Energy is found everywhere in our universe, we use mechanical energy to do mechanical work every day. All the types of energy in our universe involve kinetic energy, potential energy or both. Some examples of energy are radiant energy, electrical energy, thermal energy, sound energy, etc (Fig. 1). Some many be worried that one day there will be no more energy in the universe, but it is proven that we will never run out of energy, in the sense that the energy we use will not be destroyed or created, this is called The Law of Conservation of Energy.
What is The Law of Conservation of Energy?
This law is defined as the “energy that is neither created nor destroyed; when energy is transformed from one form into another, no energy is lost.”
The total amount of energy in the universe never disappears, while new energy cannot be created out of nothing. The energy that is present can only be changed from one form to another. When this energy transformation happens no energy is lost, one form of energy is reduced by the same amount that the quantity of the other form/forms is increased, meaning that the total amount of energy stays constant.
For example, a light bulb (Fig.2) turns 100 J of electrical energy into 5 J of radiant energy and 95 J of thermal energy (side note: which is not very efficient!). This shows that no energy has been lost because 95 J + 5 J = 100 J. ( Nelson Physics 11 p. 237)

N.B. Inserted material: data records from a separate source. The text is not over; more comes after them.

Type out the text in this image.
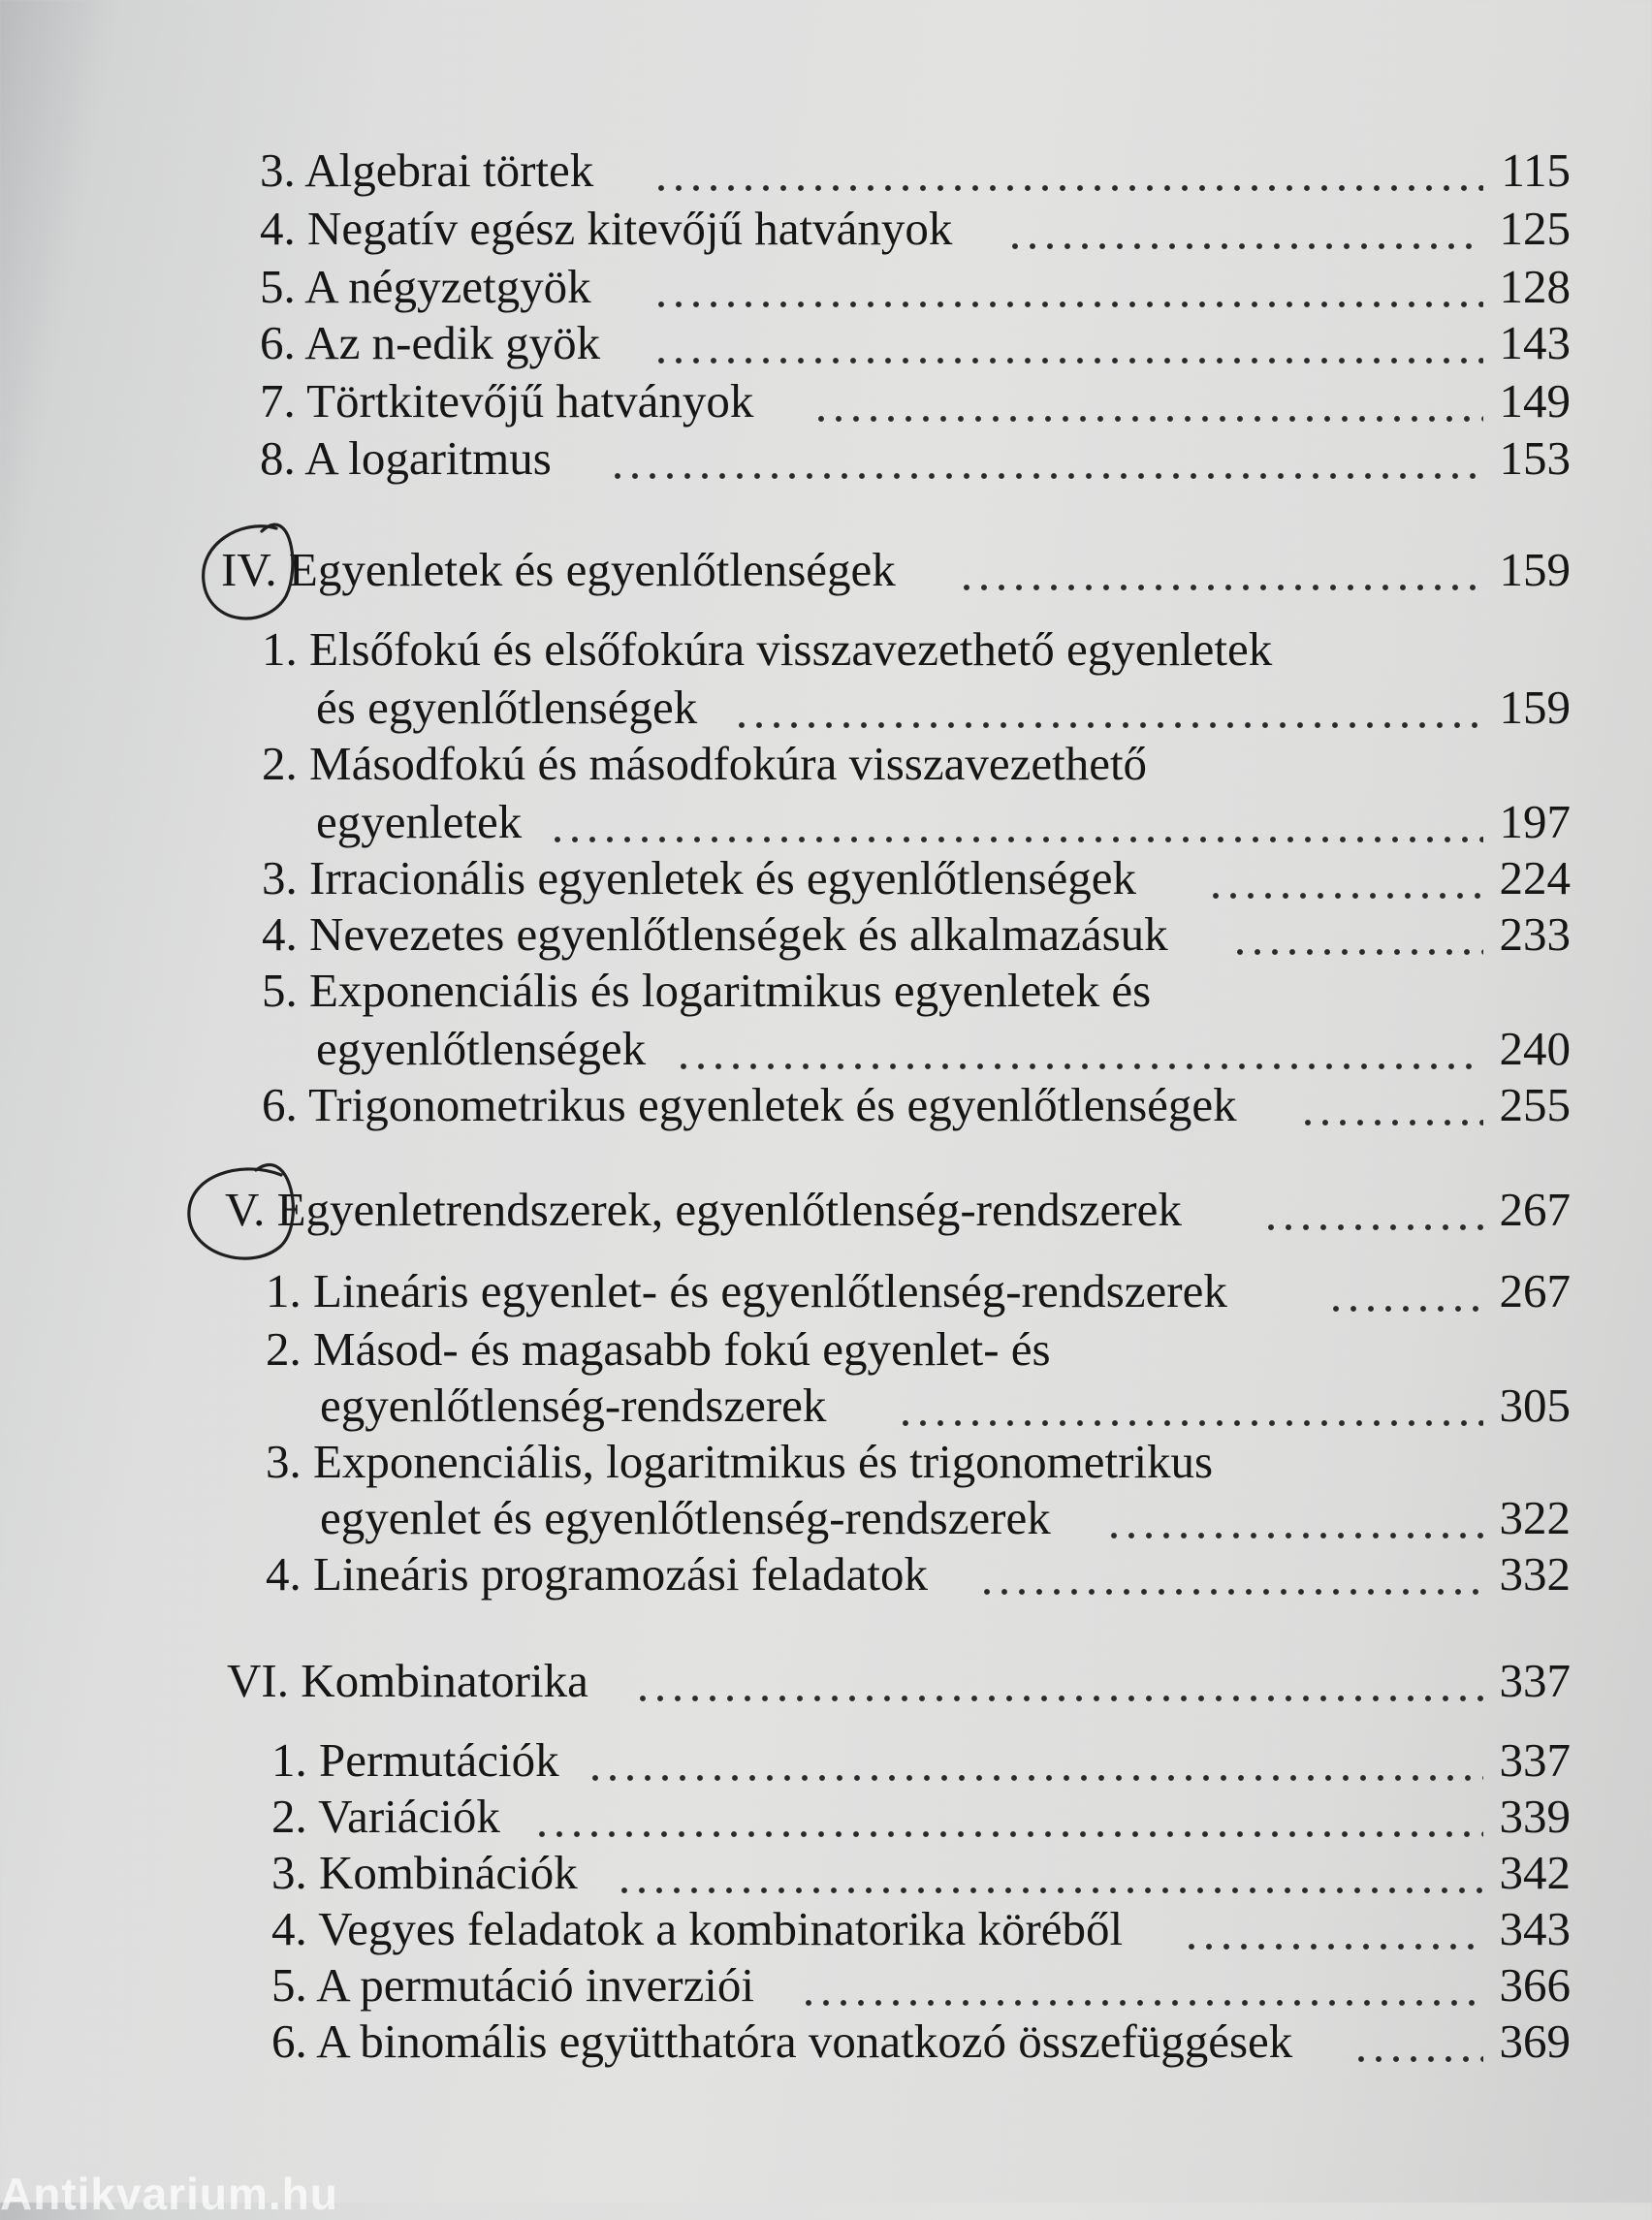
3. Algebrai törtek	115
4. Negatív egész kitevőjű hatványok	125
5. A négyzetgyök	128
6. Az n-edik gyök	143
7. Törtkitevőjű hatványok	149
8. A logaritmus	153
IV. Egyenletek és egyenlőtlenségek	159
1. Elsőfokú és elsőfokúra visszavezethető egyenletek
és egyenlőtlenségek	159
2. Másodfokú és másodfokúra visszavezethető
egyenletek	197
3. Irracionális egyenletek és egyenlőtlenségek	224
4. Nevezetes egyenlőtlenségek és alkalmazásuk	233
5. Exponenciális és logaritmikus egyenletek és
egyenlőtlenségek	240
6. Trigonometrikus egyenletek és egyenlőtlenségek	255
V. Egyenletrendszerek, egyenlőtlenség-rendszerek	267
1. Lineáris egyenlet- és egyenlőtlenség-rendszerek	267
2. Másod- és magasabb fokú egyenlet- és
egyenlőtlenség-rendszerek	305
3. Exponenciális, logaritmikus és trigonometrikus
egyenlet és egyenlőtlenség-rendszerek	322
4. Lineáris programozási feladatok	332
VI. Kombinatorika	337
1. Permutációk	337
2. Variációk	339
3. Kombinációk	342
4. Vegyes feladatok a kombinatorika köréből	343
5. A permutáció inverziói	366
6. A binomális együtthatóra vonatkozó összefüggések	369
Antikvarium.hu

Not only is understanding The Law of Conservation of Energy very important, we must understand the factors in dealing with this law, that is potential and kinetic energy.

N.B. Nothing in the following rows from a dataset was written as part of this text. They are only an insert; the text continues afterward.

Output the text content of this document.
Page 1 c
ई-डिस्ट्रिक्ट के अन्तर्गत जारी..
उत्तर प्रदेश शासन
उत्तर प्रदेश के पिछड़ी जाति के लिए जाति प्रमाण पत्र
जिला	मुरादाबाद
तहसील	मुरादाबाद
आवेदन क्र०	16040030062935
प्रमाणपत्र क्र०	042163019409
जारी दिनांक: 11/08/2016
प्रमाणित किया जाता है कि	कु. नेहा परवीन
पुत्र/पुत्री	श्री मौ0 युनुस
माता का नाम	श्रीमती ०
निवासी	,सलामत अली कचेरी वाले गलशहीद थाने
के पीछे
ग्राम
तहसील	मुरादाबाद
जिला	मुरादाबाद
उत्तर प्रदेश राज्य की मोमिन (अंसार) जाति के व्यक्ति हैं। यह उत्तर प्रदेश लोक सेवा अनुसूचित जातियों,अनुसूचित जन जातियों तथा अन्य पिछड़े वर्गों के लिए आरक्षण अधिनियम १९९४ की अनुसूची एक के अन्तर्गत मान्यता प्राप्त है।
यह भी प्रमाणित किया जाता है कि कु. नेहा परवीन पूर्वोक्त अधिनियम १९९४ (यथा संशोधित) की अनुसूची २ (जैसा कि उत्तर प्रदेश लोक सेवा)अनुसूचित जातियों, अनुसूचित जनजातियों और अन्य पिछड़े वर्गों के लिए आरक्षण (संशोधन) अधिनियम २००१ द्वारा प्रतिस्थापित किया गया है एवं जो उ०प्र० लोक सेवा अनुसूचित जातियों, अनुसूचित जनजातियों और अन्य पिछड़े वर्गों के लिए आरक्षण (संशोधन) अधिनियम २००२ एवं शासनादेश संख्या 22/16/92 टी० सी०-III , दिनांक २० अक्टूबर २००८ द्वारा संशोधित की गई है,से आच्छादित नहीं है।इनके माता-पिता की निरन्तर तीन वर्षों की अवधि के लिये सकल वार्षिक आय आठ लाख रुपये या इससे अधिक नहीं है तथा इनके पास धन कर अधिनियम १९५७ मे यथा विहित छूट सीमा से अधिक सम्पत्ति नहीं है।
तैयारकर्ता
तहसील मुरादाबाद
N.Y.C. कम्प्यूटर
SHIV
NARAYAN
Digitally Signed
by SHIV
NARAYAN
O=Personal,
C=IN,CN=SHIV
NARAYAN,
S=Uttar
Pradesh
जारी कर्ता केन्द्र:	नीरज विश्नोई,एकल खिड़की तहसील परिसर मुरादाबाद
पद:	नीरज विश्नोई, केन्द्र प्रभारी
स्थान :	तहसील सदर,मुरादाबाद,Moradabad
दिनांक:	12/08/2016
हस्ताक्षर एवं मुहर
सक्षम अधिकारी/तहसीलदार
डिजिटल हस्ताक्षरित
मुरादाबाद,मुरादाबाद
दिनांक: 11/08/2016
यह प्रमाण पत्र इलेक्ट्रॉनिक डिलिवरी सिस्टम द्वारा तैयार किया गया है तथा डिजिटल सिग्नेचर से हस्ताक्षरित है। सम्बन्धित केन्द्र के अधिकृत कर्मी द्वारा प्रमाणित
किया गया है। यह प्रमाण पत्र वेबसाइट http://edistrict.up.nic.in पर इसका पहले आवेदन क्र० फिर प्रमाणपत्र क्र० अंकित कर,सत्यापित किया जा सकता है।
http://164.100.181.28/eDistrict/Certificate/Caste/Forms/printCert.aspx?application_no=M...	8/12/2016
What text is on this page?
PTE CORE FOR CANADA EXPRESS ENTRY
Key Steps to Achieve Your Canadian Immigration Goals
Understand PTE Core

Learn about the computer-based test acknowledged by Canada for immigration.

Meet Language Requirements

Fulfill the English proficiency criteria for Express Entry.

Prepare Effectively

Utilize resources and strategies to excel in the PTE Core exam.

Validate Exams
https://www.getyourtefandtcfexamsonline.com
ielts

Potential energy is a form of energy an object possesses and this can be described as “stored” energy.
Kinetic energy is the form of energy an object possesses due to motion.

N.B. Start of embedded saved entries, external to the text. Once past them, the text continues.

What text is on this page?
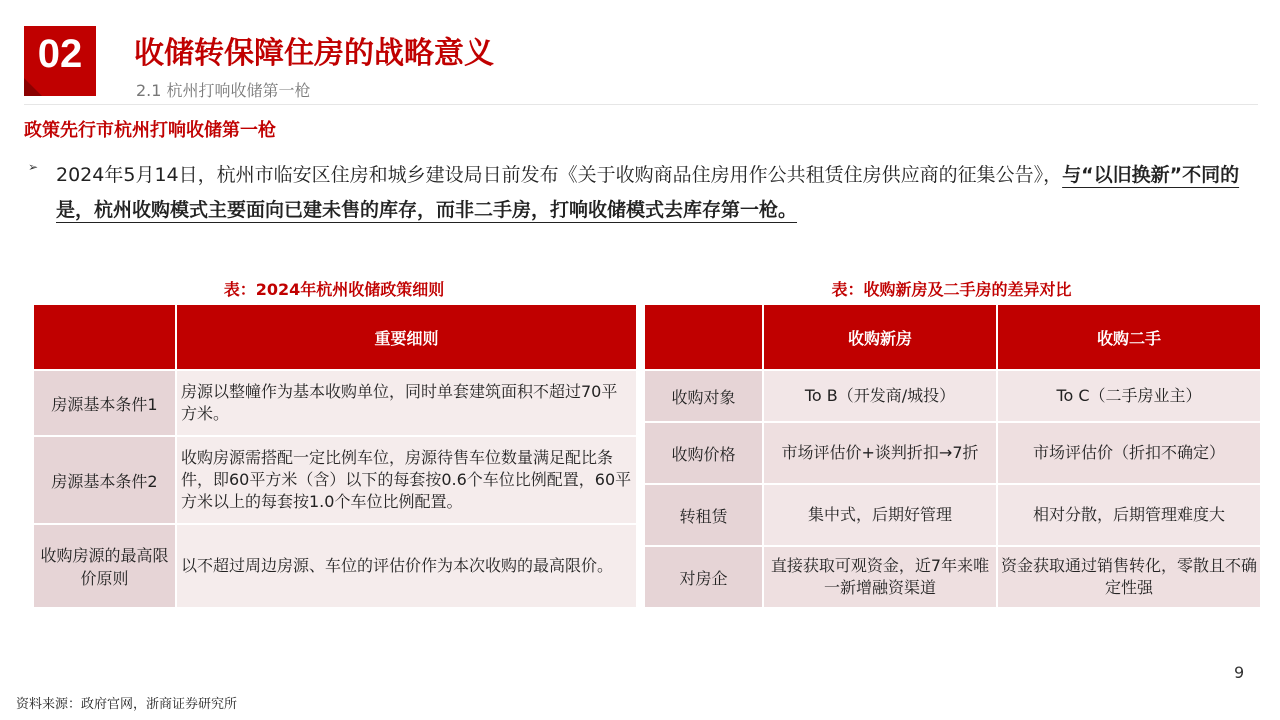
02	收储转保障住房的战略意义
2.1 杭州打响收储第一枪
政策先行市杭州打响收储第一枪
➢ 2024年5月14日，杭州市临安区住房和城乡建设局日前发布《关于收购商品住房用作公共租赁住房供应商的征集公告》，与“以旧换新”不同的是，杭州收购模式主要面向已建未售的库存，而非二手房，打响收储模式去库存第一枪。
表：2024年杭州收储政策细则
	重要细则
房源基本条件1	房源以整幢作为基本收购单位，同时单套建筑面积不超过70平方米。
房源基本条件2	收购房源需搭配一定比例车位，房源待售车位数量满足配比条件，即60平方米（含）以下的每套按0.6个车位比例配置，60平方米以上的每套按1.0个车位比例配置。
收购房源的最高限价原则	以不超过周边房源、车位的评估价作为本次收购的最高限价。
表：收购新房及二手房的差异对比
	收购新房	收购二手
收购对象	To B（开发商/城投）	To C（二手房业主）
收购价格	市场评估价+谈判折扣→7折	市场评估价（折扣不确定）
转租赁	集中式，后期好管理	相对分散，后期管理难度大
对房企	直接获取可观资金，近7年来唯一新增融资渠道	资金获取通过销售转化，零散且不确定性强
9
资料来源：政府官网，浙商证券研究所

Watch this video to understand how kinetic energy and potential energy works with the law.
Once you have understood the law and how it relates to potential and kinetic energy, you have the ability to use the formula:
Em = Eg + Ek ( total mechanical energy = potential energy + kinetic energy)
This formula will help you solve problems that relate to the law of conservation of energy by finding the total mechanical energy at one point in motion of the object and relating it to the total mechanical energy at another point.